I'm sure that in your household, like millions of others, the Pharmaceutical Journal forms the bedrock of breakfast table reading. One story (also covered in the obscure publication The Daily Mail) was about a company, Pharmacy2U, being fined £130,000 ( about $200,000) for the selling of over 20,000 customer records to anybody willing to stump up £130 per thousand records.
Quoted in tPJ, David Smith deputy commissioner of the Information Commissions Office said: "Patient confidentiality is drummed into pharmacists. It is inconceivable that a business in this sector could believe these actions were acceptable. A reputable company has made a serious error of judgement and today faces the consequences of that. It should send out a clear message to other companies that the customer data they hold is not theirs to do with as they wish."

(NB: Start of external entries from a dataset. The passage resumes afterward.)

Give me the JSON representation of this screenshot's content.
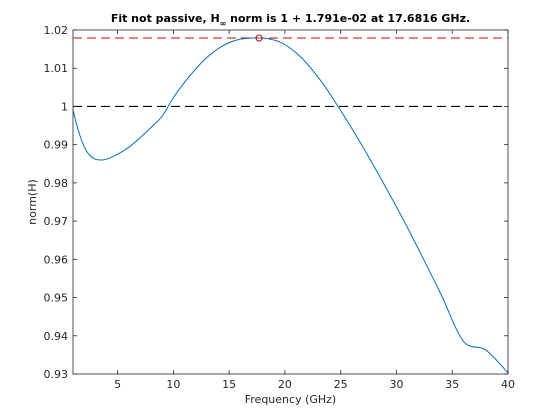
{
  "chart_data": {
    "type": "line",
    "title": "Fit not passive, H∞ norm is 1 + 1.791e-02 at 17.6816 GHz.",
    "title_parts": {
      "pre": "Fit not passive, H",
      "sub": "∞",
      "post": " norm is 1 + 1.791e-02 at 17.6816 GHz."
    },
    "xlabel": "Frequency (GHz)",
    "ylabel": "norm(H)",
    "xlim": [
      1,
      40
    ],
    "ylim": [
      0.93,
      1.02
    ],
    "xticks": [
      5,
      10,
      15,
      20,
      25,
      30,
      35,
      40
    ],
    "yticks": [
      0.93,
      0.94,
      0.95,
      0.96,
      0.97,
      0.98,
      0.99,
      1,
      1.01,
      1.02
    ],
    "ytick_labels": [
      "0.93",
      "0.94",
      "0.95",
      "0.96",
      "0.97",
      "0.98",
      "0.99",
      "1",
      "1.01",
      "1.02"
    ],
    "grid": false,
    "series": [
      {
        "color": "#0072BD",
        "x": [
          1.0,
          1.5,
          2.0,
          2.5,
          3.0,
          3.5,
          4.0,
          5.0,
          6.0,
          7.0,
          8.0,
          9.0,
          10.0,
          11.0,
          12.0,
          13.0,
          14.0,
          15.0,
          16.0,
          17.0,
          17.68,
          18.5,
          19.5,
          20.5,
          21.5,
          22.5,
          23.5,
          24.5,
          25.5,
          26.5,
          27.5,
          28.5,
          29.5,
          30.5,
          32.0,
          34.0,
          36.0,
          38.0,
          40.0
        ],
        "y": [
          0.999,
          0.9935,
          0.9895,
          0.9872,
          0.9862,
          0.986,
          0.9862,
          0.9875,
          0.9893,
          0.9918,
          0.9945,
          0.9975,
          1.0023,
          1.0063,
          1.0098,
          1.0128,
          1.0151,
          1.0167,
          1.0176,
          1.0179,
          1.01791,
          1.0177,
          1.0169,
          1.0152,
          1.0127,
          1.0094,
          1.0056,
          1.0012,
          0.9966,
          0.9918,
          0.9868,
          0.9817,
          0.9764,
          0.971,
          0.9625,
          0.9508,
          0.9386,
          0.9363,
          0.9303
        ]
      }
    ],
    "reference_lines": [
      {
        "y": 1.0,
        "color": "#000000",
        "style": "dashed"
      },
      {
        "y": 1.01791,
        "color": "#D40000",
        "style": "dashed"
      }
    ],
    "marker": {
      "x": 17.6816,
      "y": 1.01791,
      "color": "#D40000",
      "shape": "circle"
    }
  }
}
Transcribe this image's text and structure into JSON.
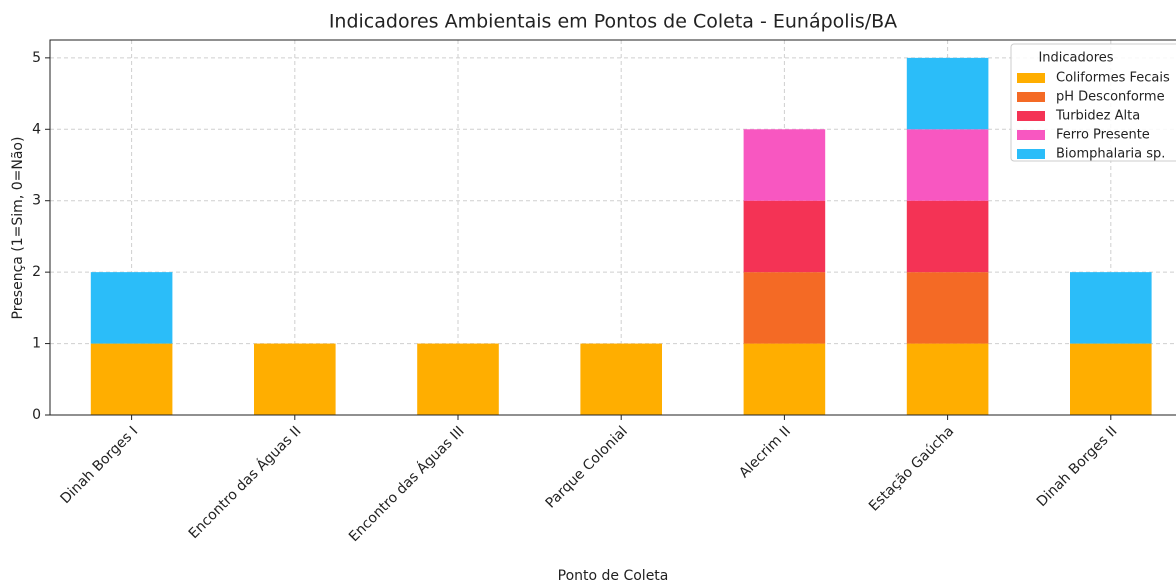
{
  "chart_data": {
    "type": "stacked_bar",
    "title": "Indicadores Ambientais em Pontos de Coleta - Eunápolis/BA",
    "x_label": "Ponto de Coleta",
    "y_label": "Presença (1=Sim, 0=Não)",
    "categories": [
      "Dinah Borges I",
      "Encontro das Águas II",
      "Encontro das Águas III",
      "Parque Colonial",
      "Alecrim II",
      "Estação Gaúcha",
      "Dinah Borges II"
    ],
    "series": [
      {
        "name": "Coliformes Fecais",
        "color": "#ffae00",
        "values": [
          1,
          1,
          1,
          1,
          1,
          1,
          1
        ]
      },
      {
        "name": "pH Desconforme",
        "color": "#f46a25",
        "values": [
          0,
          0,
          0,
          0,
          1,
          1,
          0
        ]
      },
      {
        "name": "Turbidez Alta",
        "color": "#f43355",
        "values": [
          0,
          0,
          0,
          0,
          1,
          1,
          0
        ]
      },
      {
        "name": "Ferro Presente",
        "color": "#f857c1",
        "values": [
          0,
          0,
          0,
          0,
          1,
          1,
          0
        ]
      },
      {
        "name": "Biomphalaria sp.",
        "color": "#2bbdf9",
        "values": [
          1,
          0,
          0,
          0,
          0,
          1,
          1
        ]
      }
    ],
    "legend_title": "Indicadores",
    "legend": "upper right",
    "ylim": [
      0,
      5.25
    ],
    "yticks": [
      0,
      1,
      2,
      3,
      4,
      5
    ],
    "grid": true
  }
}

To be fair to the company, Pharmacy2U has accepted the fine and offered sincere apologies. This is not enough though. The computer systems in the NHS are still not joined up and under current rules cannot be owing to the risk to client confidentiality. It is still not unusual for a qualified pharmacist having to take a trip across town to collect records of a new patient because she has no direct computer access to those records: a shocking waste of skill and resources. The breach of patient (not customer) confidentiality by Pharmacy2U may well put back progress in having an integrated patient database available to health professionals.

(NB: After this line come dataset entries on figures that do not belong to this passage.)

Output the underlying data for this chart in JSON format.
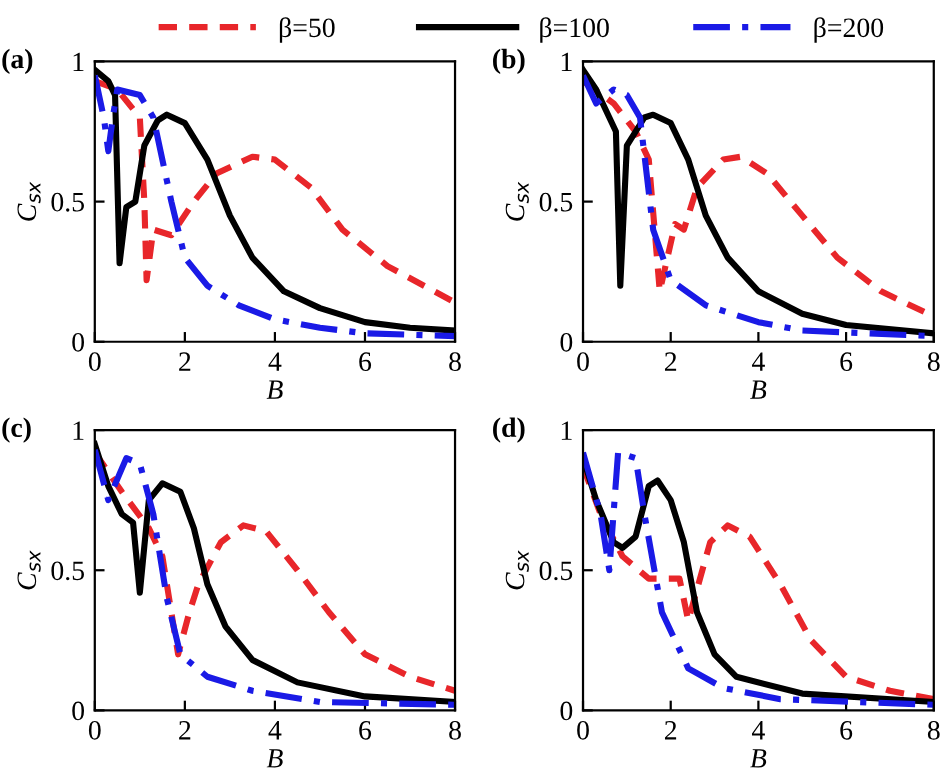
{
  "chart_data": [
    {
      "type": "line",
      "title": "(a)",
      "xlabel": "B",
      "ylabel": "C$_{sx}$",
      "xlim": [
        0,
        8
      ],
      "ylim": [
        0,
        1
      ],
      "xticks": [
        0,
        2,
        4,
        6,
        8
      ],
      "yticks": [
        0,
        0.5,
        1
      ],
      "grid": false,
      "legend": "top",
      "series": [
        {
          "name": "β=50",
          "color": "#e8262a",
          "line_style": "dashed",
          "x": [
            0,
            0.5,
            1.0,
            1.1,
            1.15,
            1.3,
            1.7,
            2.2,
            2.7,
            3.5,
            4.0,
            4.8,
            5.5,
            6.5,
            8
          ],
          "values": [
            0.93,
            0.9,
            0.8,
            0.5,
            0.22,
            0.4,
            0.38,
            0.5,
            0.6,
            0.66,
            0.65,
            0.55,
            0.4,
            0.27,
            0.14
          ]
        },
        {
          "name": "β=100",
          "color": "#000000",
          "line_style": "solid",
          "x": [
            0,
            0.3,
            0.45,
            0.55,
            0.7,
            0.9,
            1.1,
            1.4,
            1.6,
            2.0,
            2.5,
            3.0,
            3.5,
            4.2,
            5,
            6,
            7,
            8
          ],
          "values": [
            0.97,
            0.93,
            0.88,
            0.28,
            0.48,
            0.5,
            0.7,
            0.79,
            0.81,
            0.78,
            0.65,
            0.45,
            0.3,
            0.18,
            0.12,
            0.07,
            0.05,
            0.04
          ]
        },
        {
          "name": "β=200",
          "color": "#1a1ae6",
          "line_style": "dashdot",
          "x": [
            0,
            0.2,
            0.3,
            0.4,
            0.5,
            1.0,
            1.3,
            1.7,
            2.0,
            2.5,
            3.2,
            4.0,
            5,
            6,
            8
          ],
          "values": [
            0.95,
            0.8,
            0.68,
            0.8,
            0.9,
            0.88,
            0.8,
            0.5,
            0.3,
            0.2,
            0.13,
            0.08,
            0.05,
            0.03,
            0.02
          ]
        }
      ]
    },
    {
      "type": "line",
      "title": "(b)",
      "xlabel": "B",
      "ylabel": "C$_{sx}$",
      "xlim": [
        0,
        8
      ],
      "ylim": [
        0,
        1
      ],
      "xticks": [
        0,
        2,
        4,
        6,
        8
      ],
      "yticks": [
        0,
        0.5,
        1
      ],
      "grid": false,
      "series": [
        {
          "color": "#e8262a",
          "line_style": "dashed",
          "x": [
            0,
            0.7,
            1.2,
            1.5,
            1.75,
            2.1,
            2.3,
            2.6,
            3.2,
            3.6,
            4.2,
            5,
            5.8,
            6.8,
            8
          ],
          "values": [
            0.93,
            0.85,
            0.75,
            0.65,
            0.18,
            0.42,
            0.4,
            0.55,
            0.65,
            0.66,
            0.6,
            0.45,
            0.3,
            0.18,
            0.09
          ]
        },
        {
          "color": "#000000",
          "line_style": "solid",
          "x": [
            0,
            0.3,
            0.6,
            0.75,
            0.85,
            1.0,
            1.4,
            1.6,
            2.0,
            2.4,
            2.8,
            3.3,
            4,
            5,
            6,
            8
          ],
          "values": [
            0.97,
            0.9,
            0.8,
            0.75,
            0.2,
            0.7,
            0.8,
            0.81,
            0.78,
            0.65,
            0.45,
            0.3,
            0.18,
            0.1,
            0.06,
            0.03
          ]
        },
        {
          "color": "#1a1ae6",
          "line_style": "dashdot",
          "x": [
            0,
            0.3,
            0.7,
            1.0,
            1.3,
            1.6,
            2.0,
            2.8,
            4,
            5,
            8
          ],
          "values": [
            0.95,
            0.85,
            0.9,
            0.88,
            0.8,
            0.4,
            0.22,
            0.13,
            0.07,
            0.04,
            0.02
          ]
        }
      ]
    },
    {
      "type": "line",
      "title": "(c)",
      "xlabel": "B",
      "ylabel": "C$_{sx}$",
      "xlim": [
        0,
        8
      ],
      "ylim": [
        0,
        1
      ],
      "xticks": [
        0,
        2,
        4,
        6,
        8
      ],
      "yticks": [
        0,
        0.5,
        1
      ],
      "grid": false,
      "series": [
        {
          "color": "#e8262a",
          "line_style": "dashed",
          "x": [
            0,
            0.6,
            1.2,
            1.5,
            1.85,
            2.1,
            2.3,
            2.8,
            3.3,
            3.8,
            4.5,
            5.2,
            6,
            7,
            8
          ],
          "values": [
            0.92,
            0.78,
            0.65,
            0.55,
            0.2,
            0.35,
            0.45,
            0.6,
            0.66,
            0.64,
            0.5,
            0.35,
            0.2,
            0.12,
            0.07
          ]
        },
        {
          "color": "#000000",
          "line_style": "solid",
          "x": [
            0,
            0.3,
            0.6,
            0.85,
            1.0,
            1.2,
            1.5,
            1.9,
            2.2,
            2.5,
            2.9,
            3.5,
            4.5,
            6,
            8
          ],
          "values": [
            0.95,
            0.8,
            0.7,
            0.67,
            0.42,
            0.75,
            0.81,
            0.78,
            0.65,
            0.45,
            0.3,
            0.18,
            0.1,
            0.05,
            0.03
          ]
        },
        {
          "color": "#1a1ae6",
          "line_style": "dashdot",
          "x": [
            0,
            0.3,
            0.7,
            1.0,
            1.3,
            1.6,
            1.9,
            2.5,
            3.5,
            5,
            8
          ],
          "values": [
            0.93,
            0.75,
            0.9,
            0.88,
            0.7,
            0.4,
            0.2,
            0.12,
            0.07,
            0.03,
            0.02
          ]
        }
      ]
    },
    {
      "type": "line",
      "title": "(d)",
      "xlabel": "B",
      "ylabel": "C$_{sx}$",
      "xlim": [
        0,
        8
      ],
      "ylim": [
        0,
        1
      ],
      "xticks": [
        0,
        2,
        4,
        6,
        8
      ],
      "yticks": [
        0,
        0.5,
        1
      ],
      "grid": false,
      "series": [
        {
          "color": "#e8262a",
          "line_style": "dashed",
          "x": [
            0,
            0.4,
            0.9,
            1.5,
            2.2,
            2.4,
            2.9,
            3.3,
            3.8,
            4.5,
            5.2,
            6,
            7,
            8
          ],
          "values": [
            0.87,
            0.7,
            0.55,
            0.47,
            0.47,
            0.32,
            0.6,
            0.66,
            0.62,
            0.45,
            0.25,
            0.12,
            0.07,
            0.04
          ]
        },
        {
          "color": "#000000",
          "line_style": "solid",
          "x": [
            0,
            0.3,
            0.7,
            0.9,
            1.2,
            1.5,
            1.7,
            2.0,
            2.3,
            2.6,
            3.0,
            3.5,
            5,
            8
          ],
          "values": [
            0.9,
            0.75,
            0.6,
            0.58,
            0.62,
            0.8,
            0.82,
            0.75,
            0.6,
            0.35,
            0.2,
            0.12,
            0.06,
            0.03
          ]
        },
        {
          "color": "#1a1ae6",
          "line_style": "dashdot",
          "x": [
            0,
            0.4,
            0.6,
            0.8,
            1.2,
            1.4,
            1.8,
            2.4,
            3.2,
            4.5,
            8
          ],
          "values": [
            0.92,
            0.7,
            0.5,
            0.92,
            0.9,
            0.7,
            0.35,
            0.15,
            0.08,
            0.04,
            0.02
          ]
        }
      ]
    }
  ]
}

The double standards though comes with how accountable a company is compared to an individual pharmacist working in the NHS. Pharmacy2U sold the records of over 20,000 patients, has been found out and fined £130,000. Beyond some damage to its professional reputation, that is pretty much it. No individual is held to legal account. Contrast this to a NHS pharmacist would takes an unauthorised look at a patient's records. All data searches are traced to individual users so if the person searching does not have the right to look at the data, they stand not only to face disciplinary action and being struck off the register of practicing pharmacists, but also the criminal sanction of imprisonment. This is not theoretical: pharmacists do get struck off for data breaches and prescription mistakes.
While individual pharmacists who breach rules are left without a profession and possibly with a criminal record, a pharmacy company takes a rap on the knuckles. "Why?" one irate pharmacist asked me. "Isn't any of the directors being sent to prison?"
Even if it is decided that prison is too tough a sanction, surely it is right that those who have responsibility for patient data should face the possibility of being declared as unfit persons to hold a directorship, if that confidentiality is breached.